Лессер изобразил на своем лице удивление.
– Книга написана как автобиография, но даже если это чистая выдумка, суть в том, что у вас что-то не получилось, иначе бы вы не попросили меня прочесть ее.
Вилли основательно и безмятежно чешет яйца.
– Я не наседаю на вас, Лессер, только почему вы так уверены в своих словах, беложопик, если моя книга и ваше впечатление – две разные вещи?
– Во всяком случае, мы оба сходимся в том, что над ней надо еще поработать.
– Поработать! – передразнивает его Вилли, закатывая влажные глаза.– Я уже до того наработался, что всю жопу истер до мослов. Я доработался до нищеты, приятель. Это мой четвертый черновик, сколько еще я должен сделать?
В его низком голосе зазвучали высокие ноты.
– Ну, быть может, еще один.
– А х... не хошь?
Лессер разозлился на себя за то, что ввязался в перебранку, зная наперед, что этим все и кончится.
– Вилли, – раздраженно говорит он, – мне надо работать дальше над моей собственной книгой.
Массивная фигура Вилли оплывает, черное дерево превращается в деготь.
– Не пудрите мне мозги, друг мой Лессер. Не доставляйте мне такого огорчения. Не задевайте моего самолюбия.
Лессер просит Вилли поверить в его добрую волю. – Я понимаю ваши чувства и могу поставить себя на ваше место.
Негр отвечает в холодном и надменном гневе:
– Ни один белокожий мудак не может поставить себя на мое место. Мы говорим о негритянской книге, а вы совсем не понимаете ее.

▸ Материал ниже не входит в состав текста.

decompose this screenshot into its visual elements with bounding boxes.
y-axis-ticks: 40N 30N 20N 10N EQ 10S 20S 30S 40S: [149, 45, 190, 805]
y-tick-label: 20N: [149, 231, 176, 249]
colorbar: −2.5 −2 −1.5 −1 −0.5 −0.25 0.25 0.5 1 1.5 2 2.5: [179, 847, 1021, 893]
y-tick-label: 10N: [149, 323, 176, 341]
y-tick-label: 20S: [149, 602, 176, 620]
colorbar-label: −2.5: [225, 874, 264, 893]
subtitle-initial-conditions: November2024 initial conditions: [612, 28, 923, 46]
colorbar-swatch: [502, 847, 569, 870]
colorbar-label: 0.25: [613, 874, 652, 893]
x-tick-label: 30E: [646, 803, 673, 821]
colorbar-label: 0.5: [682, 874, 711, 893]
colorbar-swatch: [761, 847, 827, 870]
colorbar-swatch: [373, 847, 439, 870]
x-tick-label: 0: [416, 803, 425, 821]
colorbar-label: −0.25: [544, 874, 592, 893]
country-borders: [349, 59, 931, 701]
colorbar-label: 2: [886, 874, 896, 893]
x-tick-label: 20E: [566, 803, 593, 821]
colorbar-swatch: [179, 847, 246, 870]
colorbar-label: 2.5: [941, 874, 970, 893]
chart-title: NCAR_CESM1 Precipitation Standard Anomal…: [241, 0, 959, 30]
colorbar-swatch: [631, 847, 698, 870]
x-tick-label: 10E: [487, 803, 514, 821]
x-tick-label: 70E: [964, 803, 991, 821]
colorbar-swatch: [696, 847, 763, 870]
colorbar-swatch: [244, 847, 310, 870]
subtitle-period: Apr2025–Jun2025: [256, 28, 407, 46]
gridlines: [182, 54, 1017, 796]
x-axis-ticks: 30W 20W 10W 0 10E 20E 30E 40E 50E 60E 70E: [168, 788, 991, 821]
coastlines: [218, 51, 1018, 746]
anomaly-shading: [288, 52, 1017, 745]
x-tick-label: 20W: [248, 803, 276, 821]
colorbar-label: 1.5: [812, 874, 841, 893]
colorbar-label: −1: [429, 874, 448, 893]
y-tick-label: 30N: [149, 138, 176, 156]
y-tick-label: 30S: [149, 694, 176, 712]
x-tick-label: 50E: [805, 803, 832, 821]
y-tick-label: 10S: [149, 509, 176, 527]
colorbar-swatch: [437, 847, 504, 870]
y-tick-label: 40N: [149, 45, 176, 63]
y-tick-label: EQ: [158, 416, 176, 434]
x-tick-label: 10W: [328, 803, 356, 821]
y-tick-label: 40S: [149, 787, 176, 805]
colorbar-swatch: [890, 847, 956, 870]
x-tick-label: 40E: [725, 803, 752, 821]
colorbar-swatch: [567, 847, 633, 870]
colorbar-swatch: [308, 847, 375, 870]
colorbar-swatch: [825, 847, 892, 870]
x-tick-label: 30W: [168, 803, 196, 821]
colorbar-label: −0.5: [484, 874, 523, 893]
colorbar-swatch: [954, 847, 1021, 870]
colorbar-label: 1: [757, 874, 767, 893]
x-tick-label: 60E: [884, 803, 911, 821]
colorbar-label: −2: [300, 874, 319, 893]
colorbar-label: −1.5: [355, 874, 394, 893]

Литература белых совсем не то, что литература черных, да и не может быть такой же.
– Нельзя отразить жизнь негров, просто записывая ее на бумаге.
– Негры – это не белые и никогда не будут белыми. Они раз и навсегда останутся черными. Тут не действует закон всеобщности, если на это вы намекаете. Мы с вами чувствуем по-разному. Вы не можете писать о неграх, потому что не имеете ни малейшего понятия о том, что мы собой представляем и что переживаем. У нас совсем другая кухня чувств, чем у вас. Усекли? Это должно быть так. Я пишу о душе чернокожего народа, я кричу, что мы по-прежнему остаемся рабами в этой блядской стране, но не намерены и дальше быть рабами. Можете вы это понять, Лессер, вашими белыми мозгами?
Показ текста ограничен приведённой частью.